Savaş yanlısı milliyetçi histerinin sokağa döküldüğü günlerde "PKK terör örgütüdür" korosuna katılan Aydemir Güler'in TKP'sinin faşist bir yazardan övgü almasına şaşırmalı mı?
5 Eylül 2006'da Lübnan'a asker gönderilmesini öngören tezkereye karşı eylemde TKP Türk bayrağı taşımıştı.
Güler'in partisi "cumhuriyetin kazanımları"nı savunmakla kalmamış, Ermeni Soykırımı'nı tertipleyen Enver Paşa'yı övmekten çekinmemişti.

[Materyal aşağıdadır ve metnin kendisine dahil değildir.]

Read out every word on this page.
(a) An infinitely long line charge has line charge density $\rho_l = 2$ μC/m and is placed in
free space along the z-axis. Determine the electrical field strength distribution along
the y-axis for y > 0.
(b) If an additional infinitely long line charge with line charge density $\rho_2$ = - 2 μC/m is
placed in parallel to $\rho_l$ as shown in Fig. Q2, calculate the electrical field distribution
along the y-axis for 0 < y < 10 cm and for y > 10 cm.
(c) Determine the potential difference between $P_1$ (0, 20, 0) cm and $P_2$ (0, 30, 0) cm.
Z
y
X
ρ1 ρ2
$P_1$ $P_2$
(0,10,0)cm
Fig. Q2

"Ülkemizi ABD'ye böldürtmeyeceğiz" sloganını öne çıkartan ve “PKK terör örgütüdür” korusuna katılan TKP neden milliyetçiliği bayrak ediniyor? Yanıt için TKP ve genel olarak Türk solunun dayandığı tarihsel geleneğe bakmak gerek.
Stalin'in yurtseverliği
1920'lerin ortasına dek marksistler için yurtseverlik kapitalist sınıfın iktidarını korumaya yarayan gerici bir ideolojinin adı olmaktan başka anlam taşımıyordu. Stalin liderliğindeki bürokrasi Rusya'da hakim güç konumuna ulaştığı zaman durum değişti. Yurtseverlik adı altında milliyetçilik virüsü 3. Enternasyonal aracılığıyla dünya komünist hareketine enjekte edildi.

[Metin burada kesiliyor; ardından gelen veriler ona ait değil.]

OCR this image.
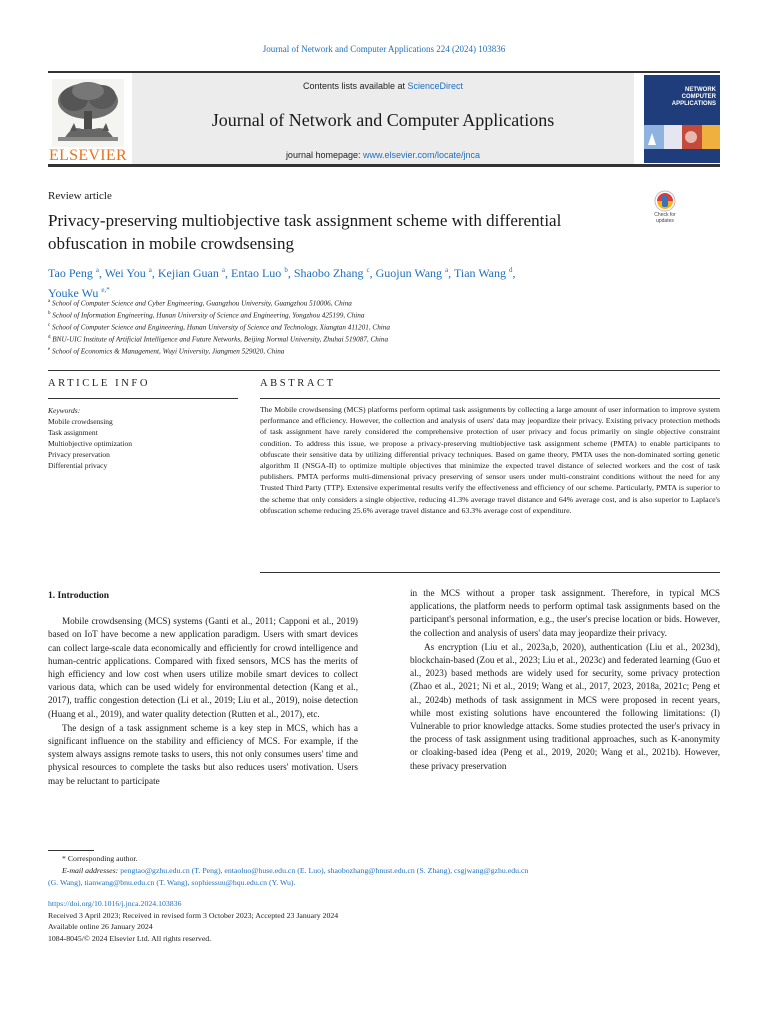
Journal of Network and Computer Applications 224 (2024) 103836
ELSEVIER
Contents lists available at ScienceDirect
Journal of Network and Computer Applications
journal homepage: www.elsevier.com/locate/jnca
NETWORK
COMPUTER
APPLICATIONS
Review article
Privacy-preserving multiobjective task assignment scheme with differential
obfuscation in mobile crowdsensing
Check for
updates
Tao Peng $^a$, Wei You $^a$, Kejian Guan $^a$, Entao Luo $^b$, Shaobo Zhang $^c$, Guojun Wang $^a$, Tian Wang $^d$,
Youke Wu $^{e,*}$
$^a$ School of Computer Science and Cyber Engineering, Guangzhou University, Guangzhou 510006, China
$^b$ School of Information Engineering, Hunan University of Science and Engineering, Yongzhou 425199, China
$^c$ School of Computer Science and Engineering, Hunan University of Science and Technology, Xiangtan 411201, China
$^d$ BNU-UIC Institute of Artificial Intelligence and Future Networks, Beijing Normal University, Zhuhai 519087, China
$^e$ School of Economics & Management, Wuyi University, Jiangmen 529020, China
ARTICLE INFO	ABSTRACT
Keywords:
Mobile crowdsensing
Task assignment
Multiobjective optimization
Privacy preservation
Differential privacy
The Mobile crowdsensing (MCS) platforms perform optimal task assignments by collecting a large amount of user information to improve system performance and efficiency. However, the collection and analysis of users' data may jeopardize their privacy. Existing privacy protection methods of task assignment have rarely considered the comprehensive protection of user privacy and focus primarily on single objective constraint condition. To address this issue, we propose a privacy-preserving multiobjective task assignment scheme (PMTA) to enable participants to obfuscate their sensitive data by utilizing differential privacy techniques. Based on game theory, PMTA uses the non-dominated sorting genetic algorithm II (NSGA-II) to optimize multiple objectives that minimize the expected travel distance of selected workers and the cost of task publishers. PMTA performs multi-dimensional privacy preserving of sensor users under multi-constraint conditions without the need for any Trusted Third Party (TTP). Extensive experimental results verify the effectiveness and efficiency of our scheme. Particularly, PMTA is superior to the scheme that only considers a single objective, reducing 41.3% average travel distance and 64% average cost, and is also superior to Laplace's obfuscation scheme reducing 25.6% average travel distance and 63.3% average cost of expenditure.
1. Introduction

Mobile crowdsensing (MCS) systems (Ganti et al., 2011; Capponi et al., 2019) based on IoT have become a new application paradigm. Users with smart devices can collect large-scale data economically and efficiently for crowd intelligence and human-centric applications. Compared with fixed sensors, MCS has the merits of high efficiency and low cost when users utilize mobile smart devices to collect various data, which can be used widely for environmental detection (Kang et al., 2017), traffic congestion detection (Li et al., 2019; Liu et al., 2019), noise detection (Huang et al., 2019), and water quality detection (Rutten et al., 2017), etc.

The design of a task assignment scheme is a key step in MCS, which has a significant influence on the stability and efficiency of MCS. For example, if the system always assigns remote tasks to users, this not only consumes users' time and physical resources to complete the tasks but also reduces users' motivation. Users may be reluctant to participate

in the MCS without a proper task assignment. Therefore, in typical MCS applications, the platform needs to perform optimal task assignments based on the participant's personal information, e.g., the user's precise location or bids. However, the collection and analysis of users' data may jeopardize their privacy.

As encryption (Liu et al., 2023a,b, 2020), authentication (Liu et al., 2023d), blockchain-based (Zou et al., 2023; Liu et al., 2023c) and federated learning (Guo et al., 2023) based methods are widely used for security, some privacy protection (Zhao et al., 2021; Ni et al., 2019; Wang et al., 2017, 2023, 2018a, 2021c; Peng et al., 2024b) methods of task assignment in MCS were proposed in recent years, while most existing solutions have encountered the following limitations: (I) Vulnerable to prior knowledge attacks. Some studies protected the user's privacy in the process of task assignment using traditional approaches, such as K-anonymity or cloaking-based idea (Peng et al., 2019, 2020; Wang et al., 2021b). However, these privacy preservation

* Corresponding author.
E-mail addresses: pengtao@gzhu.edu.cn (T. Peng), entaoluo@huse.edu.cn (E. Luo), shaobozhang@hnust.edu.cn (S. Zhang), csgjwang@gzhu.edu.cn
(G. Wang), tianwang@bnu.edu.cn (T. Wang), sophiessuu@hqu.edu.cn (Y. Wu).
https://doi.org/10.1016/j.jnca.2024.103836
Received 3 April 2023; Received in revised form 3 October 2023; Accepted 23 January 2024
Available online 26 January 2024
1084-8045/© 2024 Elsevier Ltd. All rights reserved.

Stalinist bürokrasinin dünya komünistlerine öğüdü Rusya'nın çıkarlarının her şeyin üzerinde tutulmasıydı. Komünist partiler "tek ülkede sosyalizm"i yaşatmak için SSCB'nin dış uydularına dönüştürüldüler.
1929 yılında "batının 200 yılda ulaştığı noktaya biz 20 yılda gelmeliyiz" diyen Stalin, sermaye birikimini yoğunlaştırmak ve yaklaşan 2. Dünya Savaşı'na hazır olmak için toplumu milliyetçilik bayrağı altında seferber etti. Büyük Rus milliyetçiliği SSCB'de hakim duruma getirilirken dünya komünist hareketi de gelişme modelini bulmuştu. Rusya’nın en büyük korkusu batı da bir proleter devrimdi. KP'ler kendi ulus devletlerini tanıdılar, savundular, kendi ulusal önceliklerini dünya işçi sınıfının çıkarlarının önüne koydular.
TKP bu geleneği günümüzde de sürdürmekte. Ancak "yurtseverlik" bayrağına sarılmak dünün KP'lerine hiç de iyi gelmemişti.
Sağa karşı
sağ politikalar
1920'lerin sonunda Almanya'da durum kritikti. 1918 ve 1921'de gerçekleşen iki devrimci kalkışmanın başarısızlığa uğraması karşısında Naziler orta sınıfları "Alman ulu-sunun uğradığı haksızlıklar"a karşı birleştiriyordu.
Genç ve güçlenen Alman Komünist Partisi (KPD), Nazilere karşı "gerçek yurtsever biziz" sloganını öne çıkarttı. KPD, birleşirse Nazileri durdurabileceği güç olan sosyal demokrasiyi "baş düşman" ilan etti. Nazileri bir tehdit olarak görmeyi reddetti. 1920'lerin ortasından Nazilerin nihai olarak iktidarı ele geçirdiği 1933 yılına kadar KPD'nin izlediği politikalar gerçek yurtseverlerin kendileri olduğunu anlatmaktan ibaretti.
Ancak yurtseverlik bir tek gücün işine yaradı. KPD'nin politikası Nazilere güç verdi. Yurtseverlik sloganları asıl milliyetçi odak olan faşist hareketin hegemonyasını genişletirken, Alman işçi sınıfını kendi egemen sınıfına karşı silahsız bırakılıyordu. Alman işçilerin Alman patronlarla aynı gemide olduğunu söyleyen yurtseverlik, bir sosyal devrimi ne pahasına olursa olsun engellemek isteyen Moskova'nın işine yarasa da faşizm iktidara geldi. KPD lideri Thalmann bir çok yoldaşı gibi toplama kampında yaşamını yitirdi.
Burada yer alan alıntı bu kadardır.